Melupakan
“Masih ada hal penting yang ingin kubahas.”
“Masih ada? Apa lagi?”
“Entah kau merasa atau tidak, tetapi
kau mulai egois.”
“Egois? Apa maksudmu? Aku tak
mengerti.”
“Lupakan sajalah, percuma jika kau
tak merasa.”
“Nah, sekarang malah kau yang
berhenti di tengah-tengah.”
“Untuk apa dibahas jika kau saja tak
akan mengerti.”
“Gimana caranya aku mengerti jika kau
saja tak mau bahas.”
“Paling-paling hanya masuk telinga
kanan keluar telinga kiri.”
“Istilah itu.
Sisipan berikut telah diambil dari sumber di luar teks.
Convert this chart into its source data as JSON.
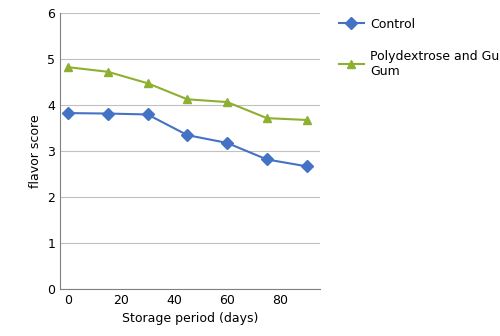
{
  "x_days": [
    0,
    15,
    30,
    45,
    60,
    75,
    90
  ],
  "control_y": [
    3.83,
    3.82,
    3.8,
    3.35,
    3.18,
    2.82,
    2.67
  ],
  "polydextrose_y": [
    4.83,
    4.73,
    4.48,
    4.13,
    4.07,
    3.72,
    3.68
  ],
  "control_color": "#4472C4",
  "polydextrose_color": "#8DB030",
  "xlabel": "Storage period (days)",
  "ylabel": "flavor score",
  "ylim": [
    0,
    6
  ],
  "yticks": [
    0,
    1,
    2,
    3,
    4,
    5,
    6
  ],
  "xlim": [
    -3,
    95
  ],
  "xticks": [
    0,
    20,
    40,
    60,
    80
  ],
  "control_label": "Control",
  "polydextrose_label": "Polydextrose and Guar\nGum",
  "marker_control": "D",
  "marker_poly": "^",
  "linewidth": 1.5,
  "markersize": 6,
  "grid_color": "#C0C0C0",
  "grid_linewidth": 0.8,
  "tick_labelsize": 9,
  "axis_labelsize": 9,
  "legend_fontsize": 9
}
Bukankah lebih cocok
untukmu?”
“Apa maksudmu? Aku yang salah disini?
Padahal aku berusaha menyelesaikan masalah kita.”
“Namun sedari tadi yang kau lakukan
tidak menyelesaikan apa pun.”
“Kau yang membuat semuanya menjadi
rumit.”
“Ga akan jadi rumit kalau sejak awal
kau langsung jelaskan.”
“Ah, sudahlah kita langsung ke
intinya saja.”
“Aku juga ingin langsung saja. Mari kita
selesaikan perdebatan ini.”
“Nah, baiklah. Aku ingin kita
berpisah. Selamat tinggal.”
“Tunggu—“
Aku mencoba menahannya ketika ia akan
pergi. Mencoba meminta penjelasan yang tentu saja berakhir sia-sia, kami sempat
menaikkan suara masing-masing dengan tanganku yang masih berusaha menahan
lengannya.
Ia berusaha melepaskan diri. Memberontak
dengan amarah yang jelas terlihat. Aku pun menyadari bahwa hubungan ini tak
dapat dipertahankan lagi, dengan berat hati aku lepaskan lengannya.
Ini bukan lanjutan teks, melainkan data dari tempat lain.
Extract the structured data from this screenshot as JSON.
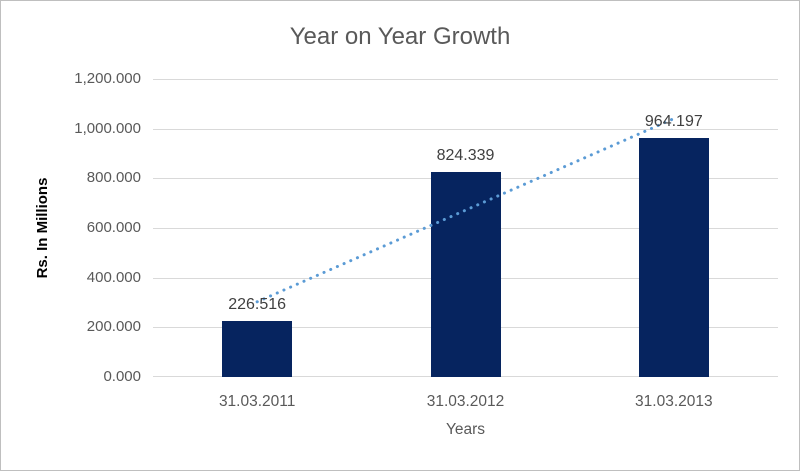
{
  "chart_data": {
    "type": "bar",
    "title": "Year on Year Growth",
    "xlabel": "Years",
    "ylabel": "Rs. In Millions",
    "categories": [
      "31.03.2011",
      "31.03.2012",
      "31.03.2013"
    ],
    "values": [
      226.516,
      824.339,
      964.197
    ],
    "data_labels": [
      "226.516",
      "824.339",
      "964.197"
    ],
    "y_ticks": [
      "1,200.000",
      "1,000.000",
      "800.000",
      "600.000",
      "400.000",
      "200.000",
      "0.000"
    ],
    "ylim": [
      0,
      1200
    ],
    "grid": true,
    "legend": "none",
    "trendline": {
      "type": "linear",
      "style": "dotted",
      "color": "#5B9BD5"
    },
    "colors": {
      "bar": "#06245F",
      "trendline": "#5B9BD5",
      "gridline": "#D9D9D9",
      "axis_text": "#595959",
      "title_text": "#595959",
      "data_label_text": "#404040",
      "y_axis_title_text": "#000000",
      "border": "#BFBFBF",
      "background": "#FFFFFF"
    }
  }
}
Tanpa kuduga, dia mendorongku dengan
keras. Saat itu rasanya tubuhku kaku dan pikiranku kabur. Kini aku hanya bisa
memandangnya bersama lelaki lain. Berbahagia. Padahal belum lama ini ada kabar
mengerikan, tentang seseorang yang tertabrak mobil karena di dorong oleh
pasangannya setelah bertengkar hebat. Katanya korban meninggal di tempat.